BTW: crops are not sprayed with fertilizers, plants do not absorb fertilizer through their leaves but through their roots. Contamination can occur, certainly, but not because the leaves are sprayed, whether that fertilizer be compost or chemicals.

“The Omnivore’s Dilemma” is an extremely interesting and valuable look at how American food gets into American stomachs. It is not, as someone implied, a PETA manifesto, but a clear-eyed and rational examination of some aspects of food production. I doubt that anyone could read it without understanding how the world of growing food, transporting food, cooking food, and eating have changed since the end of WW II. Nor could anyone fail to understand that the choices we make when we buy food are important choices, that our diets and desires are having an enormous impact on the earth. Since Americans and Canadians spend the least portion of their incomes on food on the planet, I fail to understand the shrieks of outrage over the cost of a free range chicken. We spend about 7 - 9% of our incomes on food, whereas at the end of WW II it was closer to 20% and we still lived like kings compared to most people in the world.

Another very thought-provoking book is The 100 Mile Diet, by Alisa Smith and J. B. MacKinnon. (Vintage Canada, a division of Random House.) In it the authors describe the year they spent living on food from within a 100 mile circle of their Vancouver apartment.
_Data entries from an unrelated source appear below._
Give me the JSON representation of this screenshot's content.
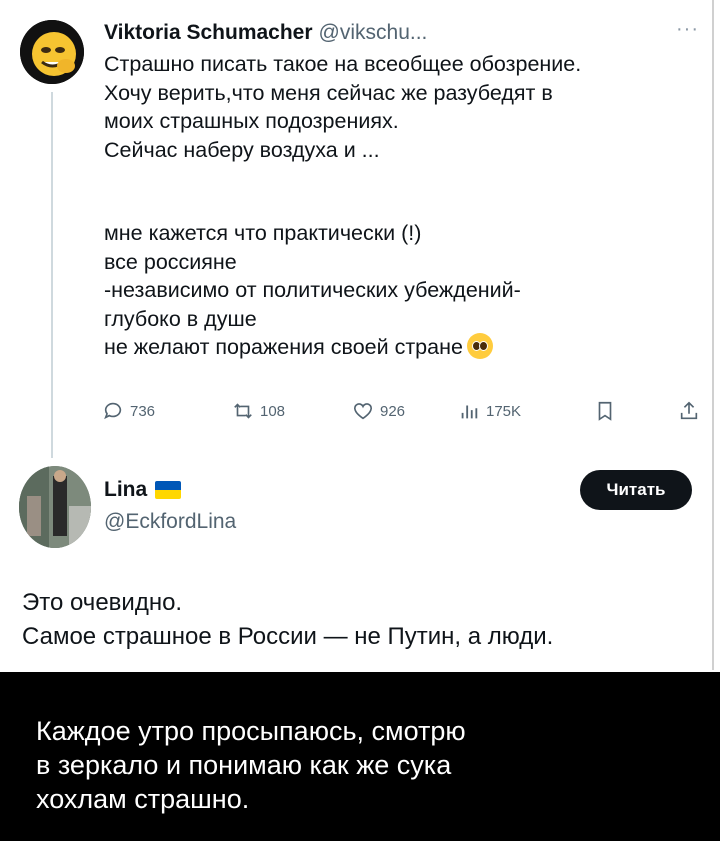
{
  "tweet1": {
    "author_name": "Viktoria Schumacher",
    "author_handle": "@vikschu...",
    "more_icon": "more-icon",
    "lines": [
      "Страшно писать такое на всеобщее обозрение.",
      "Хочу верить,что меня сейчас же разубедят в",
      "моих страшных подозрениях.",
      "Сейчас наберу воздуха и ..."
    ],
    "lines2": [
      "мне кажется что практически (!)",
      "все россияне",
      "-независимо от политических убеждений-",
      "глубоко в душе",
      "не желают поражения своей стране"
    ],
    "emoji": "pleading-face-emoji",
    "actions": {
      "replies": "736",
      "reposts": "108",
      "likes": "926",
      "views": "175K"
    }
  },
  "tweet2": {
    "author_name": "Lina",
    "flag": "ukraine-flag",
    "author_handle": "@EckfordLina",
    "follow_label": "Читать",
    "lines": [
      "Это очевидно.",
      "Самое страшное в России — не Путин, а люди."
    ]
  },
  "caption": {
    "lines": [
      "Каждое утро просыпаюсь, смотрю",
      "в зеркало и понимаю как же сука",
      "хохлам страшно."
    ]
  },
  "colors": {
    "text": "#0f1419",
    "secondary": "#536471",
    "button_bg": "#0f1419",
    "caption_bg": "#000000",
    "flag_blue": "#0057b7",
    "flag_yellow": "#ffd700"
  }
}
I do not follow this diet slavishly, but I make a real effort to buy local when I can. And I will not buy any food from China, nor at Walmart. Small potatoes, to be sure, but I am doing what I can.

Said I’d be brief . . . the worst of modern industrial farming is not the problem of animal cruelty, although that problem exists. The worsts: the destruction of the soil by intensive, monocultural cropping; the use or overuse of fresh water resources; the destruction of land ill-suited for any kind of cropping at all; the vast stockpiles of animal manures that are, in fact, toxic waste and unusable for fertilizer; the poisoning of field workers and the land by herbicides and pesticides; the destruction of the gene pools for many plant species . . .no, better stop.

I think we can do much better. I am not advocating a sudden abandonment of modern farming methods, but that we should begin to farm as stewards of the land and not miners.

No. No they don’t.

Don’t you see my point.

I’m talking about my personal cleanliness, when the chicken reaches my plate it’s a clean as clean can be

Are you most people?

Moving thread from IMHO to Cafe Society.

Are you?

I am most people. I haven’t tried this substitute chicken stuff so it is not possible to say how most people react to it.

Nice to see this has become an intelligent thought-provoking discourse.